После установки env и настроек мы можем его выполнить~
Еще раз напомню: во всем процессе много звонков LLM, поэтому у каждого свои ожидания по потреблению токенов. Некоторые пользователи сети используют GPT-4o для документа из 185 тысяч символов, который стоит около 7 долларов США.
python -m graphrag.index --root ./hlmtest
Если выполнение прошло успешно, появится следующий журнал, и вы сможете увидеть процесс и прогресс рабочего процесса:
Давайте посмотрим, что выводится после запуска
indexing-engine.log В этом файле записывается подробная информация журнала конвейера.
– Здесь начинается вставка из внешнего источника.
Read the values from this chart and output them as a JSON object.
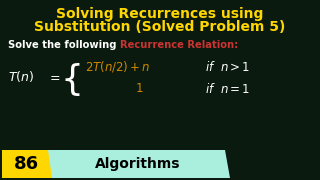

Взгляните еще раз на созданные файлы create_final_relationships и create_final_community_reports. Здесь я использую gpt3.5, а подсказка изменена на китайскую (иначе эффект очень плохой).
На основе описанного выше конвейера мы создали промежуточные файлы, такие как диаграммы сущностей, диаграммы отношений и сводки сообщества. Ниже приведены вопросы и ответы, основанные на Graphrag.
python -m graphrag.query --root ./hlmtest --method global «Отношения между Цзя Юаньчунем и Цзя Баоюем?»
python -m graphrag.query --root ./hlmtest --method global «Кто персонажи «Двенадцати заколок Цзиньлина в сне о красных особняках»?»
Выше описан весь процесс использования GraphRAG для вопросов и ответов~ Вы можете сначала попробовать его. Когда у вас будет время, мы тщательно проанализируем исходный код, чтобы увидеть логику реализации каждого шага~.